We e-mailed our drive plan; we headed out, fretting about Canada’s #1 Hwy traffic tie-up horrors en-route. The local road ATIS, 730 on our dial, assured a clear run up the Valley. With occasional glitches when already committed route-wise. Situation normal. Where the heck is 237 Street anyway?
The Mary resisted my urge to let down off the freeway too early for Chilliwack Airport. The stand of trees to the left looked identical! Chose the ramp claiming… ‘To the Airport.’ Descending into town and looking to go right, no repeat sign… Then Lo! A clue…’Airport Road’… Gotta be it, and eventually, it was.
The big barbecue destination was Hangar 2. Problem, no numbers on hangars! We drove around, and finally asked at an office in the terminal. Sorry, which number 2 hangar did we want? …Whoa!

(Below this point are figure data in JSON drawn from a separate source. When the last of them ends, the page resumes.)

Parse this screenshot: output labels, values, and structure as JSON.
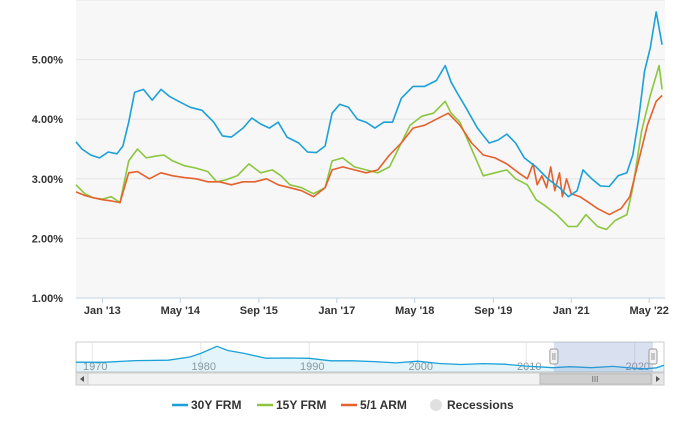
{
  "chart_data": {
    "type": "line",
    "title": "",
    "xlabel": "",
    "ylabel": "",
    "x_range": [
      2012.55,
      2022.6
    ],
    "ylim": [
      1.0,
      6.0
    ],
    "y_ticks": [
      {
        "value": 1.0,
        "label": "1.00%"
      },
      {
        "value": 2.0,
        "label": "2.00%"
      },
      {
        "value": 3.0,
        "label": "3.00%"
      },
      {
        "value": 4.0,
        "label": "4.00%"
      },
      {
        "value": 5.0,
        "label": "5.00%"
      }
    ],
    "x_ticks": [
      {
        "value": 2013.0,
        "label": "Jan '13"
      },
      {
        "value": 2014.33,
        "label": "May '14"
      },
      {
        "value": 2015.67,
        "label": "Sep '15"
      },
      {
        "value": 2017.0,
        "label": "Jan '17"
      },
      {
        "value": 2018.33,
        "label": "May '18"
      },
      {
        "value": 2019.67,
        "label": "Sep '19"
      },
      {
        "value": 2021.0,
        "label": "Jan '21"
      },
      {
        "value": 2022.33,
        "label": "May '22"
      }
    ],
    "series": [
      {
        "name": "30Y FRM",
        "color": "#1ba1d8",
        "points": [
          [
            2012.55,
            3.62
          ],
          [
            2012.65,
            3.5
          ],
          [
            2012.8,
            3.4
          ],
          [
            2012.95,
            3.35
          ],
          [
            2013.1,
            3.45
          ],
          [
            2013.25,
            3.42
          ],
          [
            2013.35,
            3.55
          ],
          [
            2013.45,
            3.95
          ],
          [
            2013.55,
            4.45
          ],
          [
            2013.7,
            4.5
          ],
          [
            2013.85,
            4.32
          ],
          [
            2014.0,
            4.5
          ],
          [
            2014.15,
            4.38
          ],
          [
            2014.3,
            4.3
          ],
          [
            2014.5,
            4.2
          ],
          [
            2014.7,
            4.15
          ],
          [
            2014.9,
            3.95
          ],
          [
            2015.05,
            3.72
          ],
          [
            2015.2,
            3.7
          ],
          [
            2015.4,
            3.85
          ],
          [
            2015.55,
            4.02
          ],
          [
            2015.7,
            3.92
          ],
          [
            2015.85,
            3.85
          ],
          [
            2016.0,
            3.95
          ],
          [
            2016.15,
            3.7
          ],
          [
            2016.35,
            3.6
          ],
          [
            2016.5,
            3.45
          ],
          [
            2016.65,
            3.44
          ],
          [
            2016.8,
            3.55
          ],
          [
            2016.92,
            4.1
          ],
          [
            2017.05,
            4.25
          ],
          [
            2017.2,
            4.2
          ],
          [
            2017.35,
            4.0
          ],
          [
            2017.5,
            3.95
          ],
          [
            2017.65,
            3.85
          ],
          [
            2017.8,
            3.95
          ],
          [
            2017.95,
            3.95
          ],
          [
            2018.1,
            4.35
          ],
          [
            2018.3,
            4.55
          ],
          [
            2018.5,
            4.55
          ],
          [
            2018.7,
            4.65
          ],
          [
            2018.85,
            4.9
          ],
          [
            2018.95,
            4.62
          ],
          [
            2019.05,
            4.45
          ],
          [
            2019.2,
            4.2
          ],
          [
            2019.4,
            3.85
          ],
          [
            2019.6,
            3.6
          ],
          [
            2019.75,
            3.65
          ],
          [
            2019.9,
            3.75
          ],
          [
            2020.05,
            3.6
          ],
          [
            2020.2,
            3.35
          ],
          [
            2020.4,
            3.2
          ],
          [
            2020.6,
            3.0
          ],
          [
            2020.8,
            2.85
          ],
          [
            2020.95,
            2.7
          ],
          [
            2021.1,
            2.8
          ],
          [
            2021.2,
            3.15
          ],
          [
            2021.35,
            3.0
          ],
          [
            2021.5,
            2.88
          ],
          [
            2021.65,
            2.87
          ],
          [
            2021.8,
            3.05
          ],
          [
            2021.95,
            3.1
          ],
          [
            2022.05,
            3.4
          ],
          [
            2022.15,
            4.0
          ],
          [
            2022.25,
            4.8
          ],
          [
            2022.35,
            5.2
          ],
          [
            2022.45,
            5.8
          ],
          [
            2022.55,
            5.25
          ]
        ]
      },
      {
        "name": "15Y FRM",
        "color": "#8cc63f",
        "points": [
          [
            2012.55,
            2.9
          ],
          [
            2012.7,
            2.75
          ],
          [
            2012.85,
            2.68
          ],
          [
            2013.0,
            2.66
          ],
          [
            2013.15,
            2.7
          ],
          [
            2013.3,
            2.6
          ],
          [
            2013.45,
            3.3
          ],
          [
            2013.6,
            3.5
          ],
          [
            2013.75,
            3.35
          ],
          [
            2013.9,
            3.38
          ],
          [
            2014.05,
            3.4
          ],
          [
            2014.2,
            3.3
          ],
          [
            2014.4,
            3.22
          ],
          [
            2014.6,
            3.18
          ],
          [
            2014.8,
            3.12
          ],
          [
            2014.95,
            2.95
          ],
          [
            2015.1,
            2.98
          ],
          [
            2015.3,
            3.05
          ],
          [
            2015.5,
            3.25
          ],
          [
            2015.7,
            3.1
          ],
          [
            2015.9,
            3.15
          ],
          [
            2016.05,
            3.05
          ],
          [
            2016.2,
            2.9
          ],
          [
            2016.4,
            2.85
          ],
          [
            2016.6,
            2.75
          ],
          [
            2016.8,
            2.85
          ],
          [
            2016.92,
            3.3
          ],
          [
            2017.1,
            3.35
          ],
          [
            2017.3,
            3.2
          ],
          [
            2017.5,
            3.15
          ],
          [
            2017.7,
            3.1
          ],
          [
            2017.9,
            3.2
          ],
          [
            2018.05,
            3.5
          ],
          [
            2018.25,
            3.9
          ],
          [
            2018.45,
            4.05
          ],
          [
            2018.65,
            4.1
          ],
          [
            2018.85,
            4.3
          ],
          [
            2018.95,
            4.1
          ],
          [
            2019.1,
            3.95
          ],
          [
            2019.3,
            3.5
          ],
          [
            2019.5,
            3.05
          ],
          [
            2019.7,
            3.1
          ],
          [
            2019.9,
            3.15
          ],
          [
            2020.05,
            3.0
          ],
          [
            2020.25,
            2.9
          ],
          [
            2020.4,
            2.65
          ],
          [
            2020.55,
            2.55
          ],
          [
            2020.75,
            2.4
          ],
          [
            2020.95,
            2.2
          ],
          [
            2021.1,
            2.2
          ],
          [
            2021.25,
            2.4
          ],
          [
            2021.45,
            2.2
          ],
          [
            2021.6,
            2.15
          ],
          [
            2021.75,
            2.3
          ],
          [
            2021.95,
            2.4
          ],
          [
            2022.05,
            2.85
          ],
          [
            2022.2,
            3.8
          ],
          [
            2022.35,
            4.4
          ],
          [
            2022.5,
            4.9
          ],
          [
            2022.55,
            4.5
          ]
        ]
      },
      {
        "name": "5/1 ARM",
        "color": "#e5612d",
        "points": [
          [
            2012.55,
            2.78
          ],
          [
            2012.7,
            2.72
          ],
          [
            2012.85,
            2.68
          ],
          [
            2013.0,
            2.65
          ],
          [
            2013.15,
            2.63
          ],
          [
            2013.3,
            2.6
          ],
          [
            2013.45,
            3.1
          ],
          [
            2013.6,
            3.12
          ],
          [
            2013.8,
            3.0
          ],
          [
            2014.0,
            3.1
          ],
          [
            2014.2,
            3.05
          ],
          [
            2014.4,
            3.02
          ],
          [
            2014.6,
            3.0
          ],
          [
            2014.8,
            2.95
          ],
          [
            2015.0,
            2.95
          ],
          [
            2015.2,
            2.9
          ],
          [
            2015.4,
            2.95
          ],
          [
            2015.6,
            2.95
          ],
          [
            2015.8,
            3.0
          ],
          [
            2016.0,
            2.9
          ],
          [
            2016.2,
            2.85
          ],
          [
            2016.4,
            2.8
          ],
          [
            2016.6,
            2.7
          ],
          [
            2016.8,
            2.85
          ],
          [
            2016.92,
            3.15
          ],
          [
            2017.1,
            3.2
          ],
          [
            2017.3,
            3.15
          ],
          [
            2017.5,
            3.1
          ],
          [
            2017.7,
            3.15
          ],
          [
            2017.9,
            3.4
          ],
          [
            2018.1,
            3.6
          ],
          [
            2018.3,
            3.85
          ],
          [
            2018.5,
            3.9
          ],
          [
            2018.7,
            4.0
          ],
          [
            2018.9,
            4.1
          ],
          [
            2019.1,
            3.9
          ],
          [
            2019.3,
            3.6
          ],
          [
            2019.5,
            3.4
          ],
          [
            2019.7,
            3.35
          ],
          [
            2019.9,
            3.25
          ],
          [
            2020.1,
            3.1
          ],
          [
            2020.25,
            3.0
          ],
          [
            2020.35,
            3.25
          ],
          [
            2020.42,
            2.9
          ],
          [
            2020.5,
            3.05
          ],
          [
            2020.58,
            2.85
          ],
          [
            2020.65,
            3.2
          ],
          [
            2020.72,
            2.8
          ],
          [
            2020.8,
            3.1
          ],
          [
            2020.85,
            2.7
          ],
          [
            2020.92,
            3.0
          ],
          [
            2021.0,
            2.75
          ],
          [
            2021.15,
            2.7
          ],
          [
            2021.3,
            2.6
          ],
          [
            2021.45,
            2.5
          ],
          [
            2021.65,
            2.4
          ],
          [
            2021.85,
            2.5
          ],
          [
            2022.0,
            2.7
          ],
          [
            2022.15,
            3.3
          ],
          [
            2022.3,
            3.9
          ],
          [
            2022.45,
            4.3
          ],
          [
            2022.55,
            4.4
          ]
        ]
      }
    ],
    "navigator": {
      "x_range": [
        1968.5,
        2022.7
      ],
      "ticks": [
        {
          "value": 1970,
          "label": "1970"
        },
        {
          "value": 1980,
          "label": "1980"
        },
        {
          "value": 1990,
          "label": "1990"
        },
        {
          "value": 2000,
          "label": "2000"
        },
        {
          "value": 2010,
          "label": "2010"
        },
        {
          "value": 2020,
          "label": "2020"
        }
      ],
      "selected_range": [
        2012.55,
        2022.6
      ],
      "series_points": [
        [
          1968.5,
          7.4
        ],
        [
          1971,
          7.3
        ],
        [
          1974,
          8.5
        ],
        [
          1977,
          8.8
        ],
        [
          1979,
          11
        ],
        [
          1980,
          13.5
        ],
        [
          1981.5,
          18.4
        ],
        [
          1982.5,
          15.5
        ],
        [
          1984,
          13.5
        ],
        [
          1986,
          10.2
        ],
        [
          1988,
          10.3
        ],
        [
          1990,
          10.1
        ],
        [
          1992,
          8.4
        ],
        [
          1994,
          8.4
        ],
        [
          1996,
          7.8
        ],
        [
          1998,
          6.9
        ],
        [
          2000,
          8.1
        ],
        [
          2002,
          6.5
        ],
        [
          2004,
          5.8
        ],
        [
          2006,
          6.4
        ],
        [
          2008,
          6.0
        ],
        [
          2010,
          4.7
        ],
        [
          2012.5,
          3.6
        ],
        [
          2014,
          4.3
        ],
        [
          2016,
          3.6
        ],
        [
          2018,
          4.5
        ],
        [
          2020,
          3.2
        ],
        [
          2021,
          2.8
        ],
        [
          2022,
          3.5
        ],
        [
          2022.7,
          5.3
        ]
      ]
    },
    "legend": [
      {
        "label": "30Y FRM",
        "color": "#1ba1d8",
        "type": "line"
      },
      {
        "label": "15Y FRM",
        "color": "#8cc63f",
        "type": "line"
      },
      {
        "label": "5/1 ARM",
        "color": "#e5612d",
        "type": "line"
      },
      {
        "label": "Recessions",
        "color": "#e0e0e0",
        "type": "dot"
      }
    ],
    "scrollbar_grip": "III"
  }
}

In a blaze of clarity, I headed for the ‘I Fly for Pie’ division, to find a bunch of flying folk chomping down. Apparently, fog lifted, barbecue cancelled, and attendees absconded to Tofino. What to do? The Mary opined we should have pie, and hangar talk the friends on hand. Anyway, it would take Mazda two days to arrive in Tofino. The barbecue rescheduled, a good talk was had by all.
Eventually, road ATIS advised that Hwy #1 west was backed up all the way to Ottawa, due to problems with a Port Mann’s bridge. We took route 16 via CYXX, which proved much more scenic.
SMALL TOWN USA FLY-IN
Old airplane enthusiast Kevin Maher sends this… Put Concrete, Washington on your bucket list. It is the best small town fly-in I have ever attended. A real old-fashioned old-airplane get-together with small-town American hospitality. A place where a guy with a two million dollar airplane sleeps under the wing in a $49 Wal-Mart tent, and the rotary club come out Saturday morning to cook breakfast. And better yet, a place where the FAA inspector shows up in his own Super Cub!
Sad news received recently that Earl Hastings died peacefully at 94. Earl operated his popular Hastings Airstrip on North Pender Island, B.C., for many years. The strip provides both quick and alternate access to the island, critical in an emergency. A number of COPA Flight 5 and Delta pilots flew over at the end of July for a farewell gathering. His cheerful contribution to personal aviation was always much appreciated
And lastly, an update on our Reno Air Race T-6 pilot Keith McMann, who hit a deer on his Harley. He tells me that he’s up and about, but will be out of aviating for a couple more months. They might drive down to Reno to see friends and enjoy the action. Guess that’s all folks… Fly safe now!